[III-P6-7-06] ASO術後の冠動脈狭窄に対してCABGを行い改善を得た完全大血管転位症(2)の1例
キーワード:冠動脈バイパス, 冠動脈狭窄, 大血管転位症
【症例】月齢3、体重3.2kgの男児。【経過】完全大血管転位症(2型)、upstairs-downstairs heartと診断された。
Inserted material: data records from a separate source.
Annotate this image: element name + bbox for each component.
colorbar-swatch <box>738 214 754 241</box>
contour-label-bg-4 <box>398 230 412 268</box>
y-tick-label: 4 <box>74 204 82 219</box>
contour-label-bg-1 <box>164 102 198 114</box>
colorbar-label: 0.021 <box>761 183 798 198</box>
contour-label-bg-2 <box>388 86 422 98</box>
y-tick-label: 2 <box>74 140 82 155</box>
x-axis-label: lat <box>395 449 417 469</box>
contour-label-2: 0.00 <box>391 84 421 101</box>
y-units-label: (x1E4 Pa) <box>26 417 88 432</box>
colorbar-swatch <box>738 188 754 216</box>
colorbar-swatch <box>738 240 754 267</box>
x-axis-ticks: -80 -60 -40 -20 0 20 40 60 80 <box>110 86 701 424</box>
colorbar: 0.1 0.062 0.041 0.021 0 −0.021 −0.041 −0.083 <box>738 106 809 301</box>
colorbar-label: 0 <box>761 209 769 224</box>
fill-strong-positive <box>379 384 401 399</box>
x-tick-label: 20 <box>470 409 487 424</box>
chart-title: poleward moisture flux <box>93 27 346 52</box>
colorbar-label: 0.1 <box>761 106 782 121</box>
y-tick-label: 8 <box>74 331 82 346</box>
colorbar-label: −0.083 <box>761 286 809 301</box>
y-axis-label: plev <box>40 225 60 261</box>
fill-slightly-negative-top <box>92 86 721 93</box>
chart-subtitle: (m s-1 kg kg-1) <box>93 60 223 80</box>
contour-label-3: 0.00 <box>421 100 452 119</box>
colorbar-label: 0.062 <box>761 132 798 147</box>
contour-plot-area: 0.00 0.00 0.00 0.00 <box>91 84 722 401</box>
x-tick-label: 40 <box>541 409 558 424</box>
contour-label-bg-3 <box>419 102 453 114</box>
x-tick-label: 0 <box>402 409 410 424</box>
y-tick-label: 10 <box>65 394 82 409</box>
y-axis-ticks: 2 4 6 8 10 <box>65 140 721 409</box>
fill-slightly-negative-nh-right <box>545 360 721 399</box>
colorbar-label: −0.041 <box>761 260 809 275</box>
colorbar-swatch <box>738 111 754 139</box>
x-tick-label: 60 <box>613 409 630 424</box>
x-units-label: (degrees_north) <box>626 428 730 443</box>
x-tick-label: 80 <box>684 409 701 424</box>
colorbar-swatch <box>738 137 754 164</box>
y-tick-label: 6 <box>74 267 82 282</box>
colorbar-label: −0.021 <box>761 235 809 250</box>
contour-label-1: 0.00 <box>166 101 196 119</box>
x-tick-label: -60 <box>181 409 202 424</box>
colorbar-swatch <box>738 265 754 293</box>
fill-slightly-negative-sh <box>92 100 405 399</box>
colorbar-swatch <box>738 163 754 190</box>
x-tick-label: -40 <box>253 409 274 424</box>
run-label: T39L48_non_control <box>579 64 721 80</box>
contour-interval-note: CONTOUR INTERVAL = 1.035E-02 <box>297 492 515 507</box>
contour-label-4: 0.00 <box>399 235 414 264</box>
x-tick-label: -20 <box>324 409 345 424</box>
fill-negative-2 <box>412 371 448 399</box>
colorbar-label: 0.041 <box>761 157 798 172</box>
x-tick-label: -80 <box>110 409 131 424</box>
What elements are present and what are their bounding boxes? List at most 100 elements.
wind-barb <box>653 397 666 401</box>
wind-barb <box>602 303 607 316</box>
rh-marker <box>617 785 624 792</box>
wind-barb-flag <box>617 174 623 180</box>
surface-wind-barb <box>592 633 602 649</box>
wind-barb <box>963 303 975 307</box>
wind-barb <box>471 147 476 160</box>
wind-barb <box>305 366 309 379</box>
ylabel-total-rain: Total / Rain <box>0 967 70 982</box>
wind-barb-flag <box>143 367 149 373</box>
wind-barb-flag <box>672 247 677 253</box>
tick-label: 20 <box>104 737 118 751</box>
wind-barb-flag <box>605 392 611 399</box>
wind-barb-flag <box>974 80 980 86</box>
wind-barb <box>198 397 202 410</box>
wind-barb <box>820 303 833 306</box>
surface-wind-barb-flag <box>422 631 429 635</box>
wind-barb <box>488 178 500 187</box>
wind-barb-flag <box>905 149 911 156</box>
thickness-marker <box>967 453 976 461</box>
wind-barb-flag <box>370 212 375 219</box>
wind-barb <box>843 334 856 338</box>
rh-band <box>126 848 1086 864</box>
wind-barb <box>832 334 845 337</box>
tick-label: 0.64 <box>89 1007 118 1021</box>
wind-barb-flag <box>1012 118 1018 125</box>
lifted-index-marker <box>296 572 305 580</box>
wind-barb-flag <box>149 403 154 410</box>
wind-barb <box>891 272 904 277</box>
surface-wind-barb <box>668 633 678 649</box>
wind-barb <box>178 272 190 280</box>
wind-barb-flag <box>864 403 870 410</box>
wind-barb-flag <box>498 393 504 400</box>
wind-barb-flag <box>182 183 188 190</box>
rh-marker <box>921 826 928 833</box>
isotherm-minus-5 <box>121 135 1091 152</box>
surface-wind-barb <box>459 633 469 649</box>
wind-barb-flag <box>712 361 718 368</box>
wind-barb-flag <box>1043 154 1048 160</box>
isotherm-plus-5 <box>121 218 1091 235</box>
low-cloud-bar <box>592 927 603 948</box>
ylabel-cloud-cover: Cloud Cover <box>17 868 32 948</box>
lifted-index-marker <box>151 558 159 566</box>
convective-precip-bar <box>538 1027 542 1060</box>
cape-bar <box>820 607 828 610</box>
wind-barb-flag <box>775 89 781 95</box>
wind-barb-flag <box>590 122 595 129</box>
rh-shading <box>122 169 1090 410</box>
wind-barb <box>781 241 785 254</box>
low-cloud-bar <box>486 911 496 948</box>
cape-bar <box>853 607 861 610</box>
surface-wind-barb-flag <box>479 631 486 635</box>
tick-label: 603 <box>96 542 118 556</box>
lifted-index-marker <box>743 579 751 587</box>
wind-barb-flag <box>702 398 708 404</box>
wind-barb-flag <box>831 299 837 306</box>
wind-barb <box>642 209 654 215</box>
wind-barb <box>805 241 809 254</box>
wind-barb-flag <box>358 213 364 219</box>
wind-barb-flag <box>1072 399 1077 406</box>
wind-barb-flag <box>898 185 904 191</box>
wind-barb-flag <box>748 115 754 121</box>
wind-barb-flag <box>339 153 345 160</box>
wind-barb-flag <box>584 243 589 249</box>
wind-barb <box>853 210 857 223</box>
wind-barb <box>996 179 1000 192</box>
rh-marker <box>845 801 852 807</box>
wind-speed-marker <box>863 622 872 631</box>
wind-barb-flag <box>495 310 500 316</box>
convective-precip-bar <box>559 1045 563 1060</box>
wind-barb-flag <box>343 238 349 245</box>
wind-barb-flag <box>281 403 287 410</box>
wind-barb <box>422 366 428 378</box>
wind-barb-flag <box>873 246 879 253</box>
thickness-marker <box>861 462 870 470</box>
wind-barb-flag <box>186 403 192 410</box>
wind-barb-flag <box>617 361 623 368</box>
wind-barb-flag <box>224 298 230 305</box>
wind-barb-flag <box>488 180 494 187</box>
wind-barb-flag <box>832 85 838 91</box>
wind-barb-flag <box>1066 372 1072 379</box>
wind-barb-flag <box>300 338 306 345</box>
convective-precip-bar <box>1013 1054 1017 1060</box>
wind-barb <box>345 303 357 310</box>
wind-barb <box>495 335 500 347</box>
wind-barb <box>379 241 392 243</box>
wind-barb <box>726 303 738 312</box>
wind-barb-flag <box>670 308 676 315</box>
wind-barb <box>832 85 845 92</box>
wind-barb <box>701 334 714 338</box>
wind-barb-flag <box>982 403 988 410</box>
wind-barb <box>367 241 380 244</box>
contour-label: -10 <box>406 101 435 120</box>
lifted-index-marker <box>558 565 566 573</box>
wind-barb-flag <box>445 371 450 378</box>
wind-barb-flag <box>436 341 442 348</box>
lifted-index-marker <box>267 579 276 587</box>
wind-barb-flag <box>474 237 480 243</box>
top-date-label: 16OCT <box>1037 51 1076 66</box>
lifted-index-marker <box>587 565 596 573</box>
エコーで冠動脈の起始部とある程度の走行は確認でき、Shaher1と診断した。日齢12に大動脈スイッチ術を行った。術後、左心不全と完全房室ブロックを認め、術後21日目に恒久ペースメーカーの植え込み術を行った。その後も左心不全の遷延をしており、BNP 1427pg/mL, LVEF=40%であった。術後39日目に選択的冠動脈造影を行ったところ、左冠動脈に狭窄は認めなかったが、右冠動脈起始部に75%狭窄を認めた。また、右冠動脈が右室全体と左室側壁から心尖にかけて広範囲に支配していることが判明した。ドブタミン負荷エコーで心筋のバイアビリティは保たれていることは確認できたが、β遮断薬やACE阻害薬による抗心不全療法では心機能は改善しなかった。冠血流を改善させるため、月齢3に右内胸動脈から右冠動脈へのCABGを行った。術後短期間で心機能は改善、術後17日目でLVEF63%, BNP 136pg/mLとなった。術後1年の時点でも右内胸動脈の開存は確認されている。【結語】通常と異なる心形態のTGAでは、ASO前に冠動脈の末梢支配まで十分に評価する必要があり、選択的冠動脈造影も検討すべきである。また、冠動脈狭窄による虚血に対しても体格が小さくともCABGは治療選択肢の一つになりうる。